Clive, I guess I prefer nervous tension to nervous energy. I find nothing intrinsically nervous about trimeter, but I have no wish to dwell on it or set Tim up as a straw man, which I have probably done. He is a great thinker on meter who, as I have remarked here before, generously advised me to write IN and not ON meter.
Roger, I'm not crazy about that Frost poem, which seems pretty stilted to me. And I don't want to imply that I only admire long sentences in short measure. In Neither Out Far every sentence is short, and every sentence is perfect.

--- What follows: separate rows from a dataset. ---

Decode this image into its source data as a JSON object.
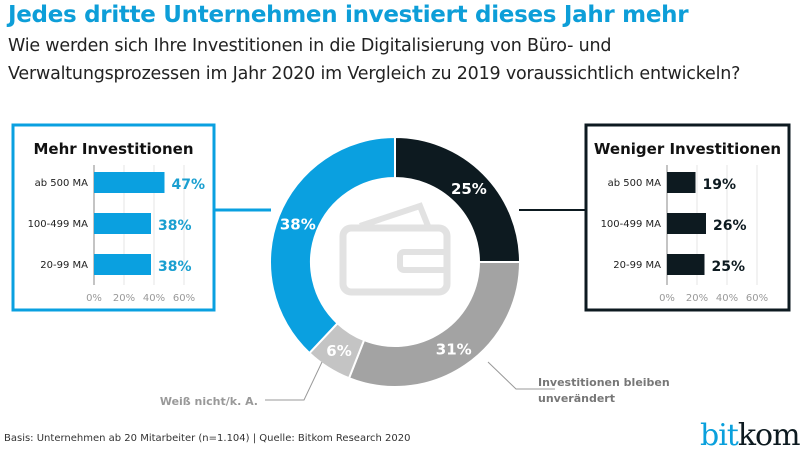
{
  "title": "Jedes dritte Unternehmen investiert dieses Jahr mehr",
  "subtitle_lines": [
    "Wie werden sich Ihre Investitionen in die Digitalisierung von Büro- und",
    "Verwaltungsprozessen im Jahr 2020 im Vergleich zu 2019 voraussichtlich entwickeln?"
  ],
  "footer": "Basis: Unternehmen ab 20 Mitarbeiter (n=1.104) | Quelle: Bitkom Research 2020",
  "logo": {
    "part1": "bit",
    "part2": "kom"
  },
  "colors": {
    "blue": "#0aa0e0",
    "black": "#0d1a20",
    "gray": "#a3a3a3",
    "lightgray": "#c4c4c4",
    "label_blue": "#1a9fd0"
  },
  "chart_data": [
    {
      "type": "pie",
      "donut": true,
      "categories": [
        "Weniger Investitionen",
        "Investitionen bleiben unverändert",
        "Weiß nicht/k. A.",
        "Mehr Investitionen"
      ],
      "values": [
        25,
        31,
        6,
        38
      ],
      "labels": [
        "25%",
        "31%",
        "6%",
        "38%"
      ],
      "annotations": [
        "Weiß nicht/k. A.",
        "Investitionen bleiben unverändert"
      ],
      "center_icon": "wallet-icon"
    },
    {
      "type": "bar",
      "orientation": "horizontal",
      "title": "Mehr Investitionen",
      "categories": [
        "ab 500 MA",
        "100-499 MA",
        "20-99 MA"
      ],
      "values": [
        47,
        38,
        38
      ],
      "labels": [
        "47%",
        "38%",
        "38%"
      ],
      "xlim": [
        0,
        60
      ],
      "ticks": [
        "0%",
        "20%",
        "40%",
        "60%"
      ],
      "grid": true
    },
    {
      "type": "bar",
      "orientation": "horizontal",
      "title": "Weniger Investitionen",
      "categories": [
        "ab 500 MA",
        "100-499 MA",
        "20-99 MA"
      ],
      "values": [
        19,
        26,
        25
      ],
      "labels": [
        "19%",
        "26%",
        "25%"
      ],
      "xlim": [
        0,
        60
      ],
      "ticks": [
        "0%",
        "20%",
        "40%",
        "60%"
      ],
      "grid": true
    }
  ]
}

In fact, they are almost like waves lapping at the beach.
Here is a poem that meant a great deal to me as a gay boy:
A Dream
Dear, though the night is gone,
Its dream still haunts today,
That brought us to a room
Cavernous, lofty as
A railway terminus,
And crowded in that gloom
Were beds, and we in one
In a far corner lay.
Our whisper woke no clocks,
We kissed and I was glad
Of everything you did,
Indifferent to thos
Who sat with hostile eyes
In pairs on every bed,
Arms round each other's neck,
Inert and vaguely sad.
What buried worm of guilt
Or what malignant doubt
Am I the victim of,
That you then, unabashed,
Did what I never wished,
Confessed another love;
And I, submissive, felt
Unwanted and went out?
W.H. Auden
I could wish he had written more trimeter, although Precious Five is certainly an outstanding example of a huge trimeter. In fact, he excelled at short lines, but he wrote a great deal more of tetrameter, ballad, catalectic tetrameter, and dimeter, than he did of trimeter. Carol mentioned at the masthead that I would be discussing the canon, and so I hope you'll put up with and engage me as I type in many examples of my favorite measure.